Use “The Story I Make up …” When You Are Upset About Someone
On the beach I go to during the summer, a gaggle of other mothers and their children have camped in the shade of the trees, just like me and my children. I got to know some of them a bit this summer – good enough to say hello, exchange information about sunscreen and babysitters, talk about our work, and so on.
And yet this group of mothers are more connected to each other than any of them to me, and for some time this summer it bothered me a little: I heard them making plans for walks and playing on dates for their children. and I couldn’t help but feel a little left out. And since I’m a moderately anxious person (I used to think it was social anxiety, but in fact it’s all anxiety), I immediately came to my worst interpretation: they didn’t like me. Obviously I said something strange. Or worse, I was a fundamentally strange person, the walking embodiment of the red flag of friendship.
When you feel rejected, ignored, or otherwise upset, tell your partner or friend, “The story I am writing …” and then describe your interpretation of the events that are taking place.

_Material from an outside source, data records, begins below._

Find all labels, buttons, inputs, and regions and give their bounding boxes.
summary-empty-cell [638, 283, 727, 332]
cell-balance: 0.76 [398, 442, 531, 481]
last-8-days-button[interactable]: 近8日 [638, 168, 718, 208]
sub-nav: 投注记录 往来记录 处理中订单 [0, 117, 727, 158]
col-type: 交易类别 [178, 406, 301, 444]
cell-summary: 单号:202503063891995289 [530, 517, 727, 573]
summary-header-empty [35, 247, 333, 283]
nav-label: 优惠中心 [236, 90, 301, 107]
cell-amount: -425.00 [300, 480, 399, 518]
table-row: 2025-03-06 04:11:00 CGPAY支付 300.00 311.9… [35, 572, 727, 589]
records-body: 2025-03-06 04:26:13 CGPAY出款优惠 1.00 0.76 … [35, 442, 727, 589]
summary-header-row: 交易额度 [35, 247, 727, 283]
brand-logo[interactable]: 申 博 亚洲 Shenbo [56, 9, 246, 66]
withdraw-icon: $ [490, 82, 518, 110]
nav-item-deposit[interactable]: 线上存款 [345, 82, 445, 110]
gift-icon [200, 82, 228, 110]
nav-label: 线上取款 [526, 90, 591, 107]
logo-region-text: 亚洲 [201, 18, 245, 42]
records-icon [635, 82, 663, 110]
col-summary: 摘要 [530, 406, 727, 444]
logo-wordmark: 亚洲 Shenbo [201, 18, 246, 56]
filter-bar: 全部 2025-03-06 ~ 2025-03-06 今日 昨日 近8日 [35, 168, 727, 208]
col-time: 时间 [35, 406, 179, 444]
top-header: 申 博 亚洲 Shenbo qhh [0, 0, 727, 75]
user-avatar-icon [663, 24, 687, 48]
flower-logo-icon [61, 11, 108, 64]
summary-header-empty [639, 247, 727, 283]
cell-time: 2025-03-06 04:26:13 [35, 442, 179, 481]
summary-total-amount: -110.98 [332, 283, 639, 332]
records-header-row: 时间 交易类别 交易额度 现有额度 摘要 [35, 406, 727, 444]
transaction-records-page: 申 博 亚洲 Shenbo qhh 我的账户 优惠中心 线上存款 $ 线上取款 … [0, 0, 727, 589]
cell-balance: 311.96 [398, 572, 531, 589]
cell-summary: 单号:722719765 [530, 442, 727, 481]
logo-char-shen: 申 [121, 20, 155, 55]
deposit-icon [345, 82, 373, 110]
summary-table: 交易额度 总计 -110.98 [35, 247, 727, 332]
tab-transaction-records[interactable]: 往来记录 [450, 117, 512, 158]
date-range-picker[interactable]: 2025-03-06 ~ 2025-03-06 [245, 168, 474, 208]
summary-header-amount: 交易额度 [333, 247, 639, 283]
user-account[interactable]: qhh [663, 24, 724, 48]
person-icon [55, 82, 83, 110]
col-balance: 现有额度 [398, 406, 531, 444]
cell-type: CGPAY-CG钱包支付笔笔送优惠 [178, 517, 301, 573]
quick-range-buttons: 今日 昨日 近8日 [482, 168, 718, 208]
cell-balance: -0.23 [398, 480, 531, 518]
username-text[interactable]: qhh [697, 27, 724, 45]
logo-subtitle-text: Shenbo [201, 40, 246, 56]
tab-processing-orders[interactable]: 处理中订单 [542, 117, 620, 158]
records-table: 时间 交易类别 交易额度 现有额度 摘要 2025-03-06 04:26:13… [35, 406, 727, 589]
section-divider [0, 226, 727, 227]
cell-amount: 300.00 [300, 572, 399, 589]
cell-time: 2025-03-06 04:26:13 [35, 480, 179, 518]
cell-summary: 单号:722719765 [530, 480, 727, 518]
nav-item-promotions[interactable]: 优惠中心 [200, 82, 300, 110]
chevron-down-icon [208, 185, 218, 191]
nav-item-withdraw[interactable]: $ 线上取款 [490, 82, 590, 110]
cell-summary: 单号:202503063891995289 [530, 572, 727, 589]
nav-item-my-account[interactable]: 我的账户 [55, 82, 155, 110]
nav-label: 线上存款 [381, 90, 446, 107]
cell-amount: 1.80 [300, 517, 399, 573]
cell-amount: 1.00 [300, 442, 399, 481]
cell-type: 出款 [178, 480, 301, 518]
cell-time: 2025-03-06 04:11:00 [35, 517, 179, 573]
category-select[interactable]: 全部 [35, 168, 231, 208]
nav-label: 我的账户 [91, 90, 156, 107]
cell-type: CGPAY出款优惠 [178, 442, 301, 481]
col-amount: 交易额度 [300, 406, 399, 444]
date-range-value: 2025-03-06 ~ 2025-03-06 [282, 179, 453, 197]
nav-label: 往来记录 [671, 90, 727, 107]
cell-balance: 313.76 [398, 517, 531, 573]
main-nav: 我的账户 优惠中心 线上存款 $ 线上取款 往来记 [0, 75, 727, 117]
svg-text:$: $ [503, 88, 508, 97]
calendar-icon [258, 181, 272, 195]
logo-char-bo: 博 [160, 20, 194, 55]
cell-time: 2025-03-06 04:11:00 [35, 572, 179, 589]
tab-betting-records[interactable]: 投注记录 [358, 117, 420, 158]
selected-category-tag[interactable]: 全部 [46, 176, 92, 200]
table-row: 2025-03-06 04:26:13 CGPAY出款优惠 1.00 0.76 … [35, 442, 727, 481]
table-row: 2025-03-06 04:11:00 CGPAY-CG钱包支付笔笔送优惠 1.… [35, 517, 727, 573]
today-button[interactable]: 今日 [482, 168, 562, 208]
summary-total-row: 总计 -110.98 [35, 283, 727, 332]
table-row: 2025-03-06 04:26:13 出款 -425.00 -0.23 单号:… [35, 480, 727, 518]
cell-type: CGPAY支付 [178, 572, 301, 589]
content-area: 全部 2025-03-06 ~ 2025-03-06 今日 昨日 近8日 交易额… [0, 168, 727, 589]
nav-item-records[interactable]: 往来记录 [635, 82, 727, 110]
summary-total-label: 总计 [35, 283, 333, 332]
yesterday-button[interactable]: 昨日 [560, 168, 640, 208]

At this point, I stumbled upon an interview with Brena Brown , author of The Great Insolence and a leading voice on the topic of shame and vulnerability . In an interview, Brown describes what she believes to be her number one ploy in relationships: to say (when you feel rejected, ignored, or otherwise upset) to your partner or friend, “The story I’m making is … ”, and then describe your interpretation of the events taking place.
Brown gives an example of swimming in a lake with her husband and “betting” on a romantic relationship, but twice dismisses it with short answers. “It hurts,” she told him, “I’m making up a story: either you looked at me while I was swimming and thought,“ Dude, she’s getting old. ” She can’t even swim freestyle. Or you saw me and thought, ” She doesn’t fucking rock the speedometer like she did twenty-five years ago.”
Is it rational? No. But saying these words to her husband opens up a conversation that 1) makes him understand that she feels ignored, and 2) recognizes that there are elements that she may not understand. The preface “the story I tell myself” allows for the possibility that the speaker may be wrong. It’s infinitely better than Brown’s stub: “You don’t want to talk to me because I look fat in a bikini, huh? Well, fuck you, man! “and falls off. (We all know people who do such things; we don’t want to be people who do such things.)
It turned out that her husband actually had a panic attack in the water and was trying to stay calm until they got to the pier.
I love this technique because it is a way to practice empathy, which in my personal study of social skills is the number one quality that separates socially adapted people from paranoid psychos. They have it in friendship, romantic relationships, and casual acquaintances. They do not automatically jump to worst-case interpretations because they assume that other people may have experiences they are unaware of.
Re: Beach Moms: I’m going to march up to them and say, “I’m telling myself a story that you all don’t like me because I’m weird”? NO. That would be fucking banana and manipulative and would definitely define me as the craziest mother on earth, and to be honest, my kids have enough problems.
But I can say a phrase to myself, and I can even say, go back to myself, “these mothers have known each other for years, their children go to the same school, and the same age, and you just met them ten minutes back. It takes time to develop friendships. ”
And I will probably try it in my relationship with my husband, who tends to have long interruptions in silence, which I often interpret as boredom or annoyance (and which tend to arise from email conversations at work or family.) mail / text, in which I do not participate.).
If you, like me, tend to view interpersonal events as negative, when they are truly neutral or even positive, this might be a good start to retrace your thinking – if you preface it, “the story I tell myself.” out loud or not.
And if I see you on the beach, say hello. Otherwise, you won’t believe the story I’m telling myself.